Highlighter returns field value like there's no analyzer on this field

Hello! I have a problem with a highlighter in Hibernate Search 6.2.4.Final.
Maven dependencies:

        <dependency>
            <groupId>org.hibernate.search</groupId>
            <artifactId>hibernate-search-mapper-orm</artifactId>
            <version>6.2.4.Final</version>
        </dependency>

        <dependency>
            <groupId>org.hibernate.search</groupId>
            <artifactId>hibernate-search-backend-lucene</artifactId>
            <version>6.2.4.Final</version>
        </dependency>

I have an entity class - Product.
For example there’s a next field:

@FullTextField(highlightable = Highlightable.FAST_VECTOR)
private String features;

Also I have an analyzer:

I wrote the path to this analyzer class in the application.properties.
It works without any error, but I notice that my highlighter returns values with UPPERCASE words or HTML tags.

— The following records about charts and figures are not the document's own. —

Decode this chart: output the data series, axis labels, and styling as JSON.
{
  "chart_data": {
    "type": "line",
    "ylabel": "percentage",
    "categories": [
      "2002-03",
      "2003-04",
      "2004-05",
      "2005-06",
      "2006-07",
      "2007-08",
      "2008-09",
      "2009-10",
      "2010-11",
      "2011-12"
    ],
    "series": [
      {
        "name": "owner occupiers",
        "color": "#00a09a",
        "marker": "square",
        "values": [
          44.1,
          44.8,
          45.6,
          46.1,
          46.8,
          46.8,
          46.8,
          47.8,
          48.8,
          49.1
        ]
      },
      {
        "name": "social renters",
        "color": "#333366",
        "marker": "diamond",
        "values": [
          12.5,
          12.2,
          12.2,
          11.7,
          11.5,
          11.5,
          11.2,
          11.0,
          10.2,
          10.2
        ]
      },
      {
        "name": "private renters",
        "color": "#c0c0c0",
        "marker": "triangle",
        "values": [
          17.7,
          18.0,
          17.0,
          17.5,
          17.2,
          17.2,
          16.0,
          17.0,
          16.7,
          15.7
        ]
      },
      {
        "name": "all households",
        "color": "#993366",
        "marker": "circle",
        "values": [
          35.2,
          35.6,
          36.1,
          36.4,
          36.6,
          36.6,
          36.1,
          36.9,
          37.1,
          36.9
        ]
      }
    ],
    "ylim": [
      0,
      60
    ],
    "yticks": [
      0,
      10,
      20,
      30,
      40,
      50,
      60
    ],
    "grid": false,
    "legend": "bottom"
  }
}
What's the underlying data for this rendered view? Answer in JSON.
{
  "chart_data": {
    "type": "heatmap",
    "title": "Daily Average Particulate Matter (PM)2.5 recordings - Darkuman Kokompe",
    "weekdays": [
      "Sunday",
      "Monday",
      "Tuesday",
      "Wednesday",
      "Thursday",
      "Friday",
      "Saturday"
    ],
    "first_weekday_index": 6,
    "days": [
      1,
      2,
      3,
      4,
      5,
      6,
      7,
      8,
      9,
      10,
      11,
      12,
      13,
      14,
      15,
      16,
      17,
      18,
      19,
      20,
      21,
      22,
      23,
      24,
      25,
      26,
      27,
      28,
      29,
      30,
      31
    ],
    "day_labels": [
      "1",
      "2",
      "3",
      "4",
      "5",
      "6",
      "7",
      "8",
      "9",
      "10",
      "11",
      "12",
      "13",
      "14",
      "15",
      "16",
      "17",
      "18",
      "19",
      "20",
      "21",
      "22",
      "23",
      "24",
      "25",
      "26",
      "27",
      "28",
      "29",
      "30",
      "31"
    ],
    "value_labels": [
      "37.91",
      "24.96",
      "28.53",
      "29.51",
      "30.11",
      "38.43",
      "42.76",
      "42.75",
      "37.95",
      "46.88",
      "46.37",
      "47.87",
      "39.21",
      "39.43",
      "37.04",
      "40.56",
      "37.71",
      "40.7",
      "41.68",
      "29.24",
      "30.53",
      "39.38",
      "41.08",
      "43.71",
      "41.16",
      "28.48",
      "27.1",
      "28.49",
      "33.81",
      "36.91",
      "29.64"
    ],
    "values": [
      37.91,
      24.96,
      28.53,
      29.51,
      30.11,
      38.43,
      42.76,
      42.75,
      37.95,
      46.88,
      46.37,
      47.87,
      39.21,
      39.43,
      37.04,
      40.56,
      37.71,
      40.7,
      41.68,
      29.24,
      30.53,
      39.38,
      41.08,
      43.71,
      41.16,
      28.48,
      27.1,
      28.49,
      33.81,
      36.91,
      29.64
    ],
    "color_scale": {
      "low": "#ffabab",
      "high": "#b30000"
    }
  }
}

For example I was searching for next word: “checking”. My highlight for field “features” returns:

"features": ["Cloud is is is IS <a></a> tags <em>checking</em>"]

So the question is why there are uppercase letters in my highlight results and html tag .
Shouldn’t my analyzer have deleted it when indexing my entity? I doubt my analyzer is even working…

I use MassIndexer for indexing:

Search.session(em)
    .massIndexer(entityType)
    .idFetchSize(200)
    .batchSizeToLoadObjects(100)
    .startAndWait();

Hi @Boston_Ra

Thanks for reaching out. From the example you’ve shared with us, I assume the original text in the feature field was "Cloud is is is IS <a></a> tags checking", right?
The way highlighter works … is that it returns the original text with a word/words that matched the query “wrapped” with the tags. Hence the "Cloud is is is IS <a></a> tags <em>checking</em>" is what I’d expect you to receive back.

(In other words, analysis is used to help find matches and find which words to highlight, but the actual highlighting happens on the “original text” not transformed)

Yeah you’re right.
So there’s no option but to change the original text?

Well… you can always do some transformations before setting the field value, or if you need to keep the original, you may try to create a getter that does the transformations and annotate the getter with @FullTextField instead of the field.

Btw what about ValueBridge? Seems like it works for me, it doesn’t return html-tags anymore since I clean it by ValueBridge:

@FullTextField(highlightable = Highlightable.FAST_VECTOR,
        valueBridge = @ValueBridgeRef(type = HtmlSanitizedValueBridge.class))
    private String features;

The value bridge itself:

public class HtmlSanitizedValueBridge implements ValueBridge<String, String> {

    @Override
    public String toIndexedValue(String value, ValueBridgeToIndexedValueContext context) {
        if (value == null) {
            return null;
        }

        return Html.sanitize(value);
    }

}

Sure, that works as well. You may want to add the fromIndexValue() implementation:

@Override
public String fromIndexedValue(String value, ValueBridgeFromIndexedValueContext context) {
	return value;
}

So that it is easier to use projections (Hibernate Search 7.1.1.Final: Reference Documentation)